La universalidad de las letras ha favorecido que tunecinos, egipcios, argelinos o marroquíes beban de autores europeos, americanos y asiáticos, pero sin olvidar a los escritores autóctonos, entre quienes destaca el gran Naguib Mahfuz. La concesión del Premio Nobel en 1988 a este literato nacido en El Cairo en 1911, la misma ciudad donde murió en 2006, doce años después de sufrir un atentado integrista, permitió no sólo que el mundo descubriera a un excelente escritor, sino, sobre todo, que se adentrara en una sociedad sobre la que se cernían toda suerte de prejuicios e injustos tópicos.

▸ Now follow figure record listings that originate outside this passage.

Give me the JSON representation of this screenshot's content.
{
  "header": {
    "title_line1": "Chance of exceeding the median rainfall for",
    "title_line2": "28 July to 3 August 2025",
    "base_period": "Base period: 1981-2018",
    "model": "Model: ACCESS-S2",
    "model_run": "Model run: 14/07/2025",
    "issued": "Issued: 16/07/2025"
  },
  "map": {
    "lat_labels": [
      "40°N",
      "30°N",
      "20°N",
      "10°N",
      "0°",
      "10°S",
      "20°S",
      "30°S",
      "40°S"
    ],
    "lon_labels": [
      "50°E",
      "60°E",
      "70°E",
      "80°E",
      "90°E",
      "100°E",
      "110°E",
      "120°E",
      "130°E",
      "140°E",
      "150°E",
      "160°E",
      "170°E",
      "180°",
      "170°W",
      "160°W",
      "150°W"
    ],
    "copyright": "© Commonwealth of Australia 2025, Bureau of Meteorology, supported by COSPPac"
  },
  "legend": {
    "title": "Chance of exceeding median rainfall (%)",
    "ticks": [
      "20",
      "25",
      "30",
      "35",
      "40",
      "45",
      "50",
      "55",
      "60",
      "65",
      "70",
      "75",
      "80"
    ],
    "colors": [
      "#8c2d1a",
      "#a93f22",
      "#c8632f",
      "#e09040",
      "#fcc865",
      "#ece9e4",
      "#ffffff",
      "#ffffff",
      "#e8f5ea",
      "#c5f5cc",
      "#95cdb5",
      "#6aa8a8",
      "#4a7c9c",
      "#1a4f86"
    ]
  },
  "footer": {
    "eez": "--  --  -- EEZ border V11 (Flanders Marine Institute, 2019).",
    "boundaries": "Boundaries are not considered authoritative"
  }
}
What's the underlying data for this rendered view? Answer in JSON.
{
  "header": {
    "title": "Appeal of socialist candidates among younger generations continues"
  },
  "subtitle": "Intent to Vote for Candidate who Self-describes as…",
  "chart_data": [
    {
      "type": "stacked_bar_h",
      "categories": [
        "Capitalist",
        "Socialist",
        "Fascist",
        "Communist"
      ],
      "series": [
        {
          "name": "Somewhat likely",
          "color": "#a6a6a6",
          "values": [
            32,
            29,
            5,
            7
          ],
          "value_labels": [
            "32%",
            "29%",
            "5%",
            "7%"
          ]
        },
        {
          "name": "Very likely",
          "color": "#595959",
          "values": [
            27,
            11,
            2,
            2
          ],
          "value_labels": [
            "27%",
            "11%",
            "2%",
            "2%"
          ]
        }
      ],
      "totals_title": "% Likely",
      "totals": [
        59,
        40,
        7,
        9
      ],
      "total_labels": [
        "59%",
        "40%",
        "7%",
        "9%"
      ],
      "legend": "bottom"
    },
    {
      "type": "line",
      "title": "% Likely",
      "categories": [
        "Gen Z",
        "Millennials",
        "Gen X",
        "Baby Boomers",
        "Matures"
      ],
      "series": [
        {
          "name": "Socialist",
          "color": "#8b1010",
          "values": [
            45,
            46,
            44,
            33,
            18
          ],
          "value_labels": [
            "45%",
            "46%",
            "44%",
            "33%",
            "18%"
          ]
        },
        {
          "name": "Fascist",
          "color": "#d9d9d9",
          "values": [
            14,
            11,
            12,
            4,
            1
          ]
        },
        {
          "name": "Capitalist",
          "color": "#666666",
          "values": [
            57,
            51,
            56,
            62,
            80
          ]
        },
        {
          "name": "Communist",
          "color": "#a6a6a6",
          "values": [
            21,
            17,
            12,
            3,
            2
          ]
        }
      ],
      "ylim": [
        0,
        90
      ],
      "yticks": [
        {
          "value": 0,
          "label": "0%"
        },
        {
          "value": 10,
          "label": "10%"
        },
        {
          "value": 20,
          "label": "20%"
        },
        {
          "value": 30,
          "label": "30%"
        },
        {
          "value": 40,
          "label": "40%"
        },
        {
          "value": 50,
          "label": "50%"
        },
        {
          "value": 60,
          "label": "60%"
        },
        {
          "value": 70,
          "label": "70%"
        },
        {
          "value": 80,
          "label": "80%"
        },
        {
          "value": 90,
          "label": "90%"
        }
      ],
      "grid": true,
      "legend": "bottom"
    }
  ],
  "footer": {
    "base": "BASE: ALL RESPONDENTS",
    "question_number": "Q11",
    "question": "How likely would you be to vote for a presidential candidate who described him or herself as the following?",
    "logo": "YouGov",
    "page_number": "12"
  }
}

Obras tan excelsas y llenas de vida como El callejón de los milagrosEntre dos palacios,Hijos de nuestro barrio o Palacio del deseo nos abrieron la puerta a una civilización hasta entonces desconocida y desde ese momento fascinante. La propia concesión del más importante galardón de las letras universales a un escritor egipcio se convirtió en una sorpresa mayúscula, como si a nadie se le hubiese pasado por la cabeza que el otrora reino de los faraones pudiese parir a un escritor mayúsculo.
Mahfuz, que ansiaba un Estado donde modernidad y religión conviviesen en armonía, mantuvo durante su prolífica carrera un complicado equilibrio entre dos aguas. Los islamistas radicales le detestaban al extremo de haber intentado matarlo; los gobernantes lo aceptaban a regañadientes, sobre todo tras la concesión del Nobel, sin que ello impidiese la prohibición de algunas de sus obras. A pesar de ello, o precisamente como consecuencia de tan rocambolesca situación, el padre de Jan Aljalili, otra de sus célebre creaciones, se ha convertido en mucho más que un escritor, nada menos que en el cronista capaz de dar a conocer  a un pueblo con el que, para sorpresa de los occidentales, nos unen más cosas que las que no separan. Tal vez el mayor mérito de Naguib Mahfuz a ojos de Occidente haya sido dejar claro de una puñetera vez que el ser humano, viva donde viva, profese la religión que profese, comparte las mismas virtudes, idénticas miserias y similares aspiraciones.
Viendo estos días los noticiarios de la televisión y leyendo los periódicos, da la impresión de que los astros se han confabulado para que miremos hacia el Nilo y no sumerjamos en las maravillosas mentiras que nos ha legado el más grande de los escritores árabes.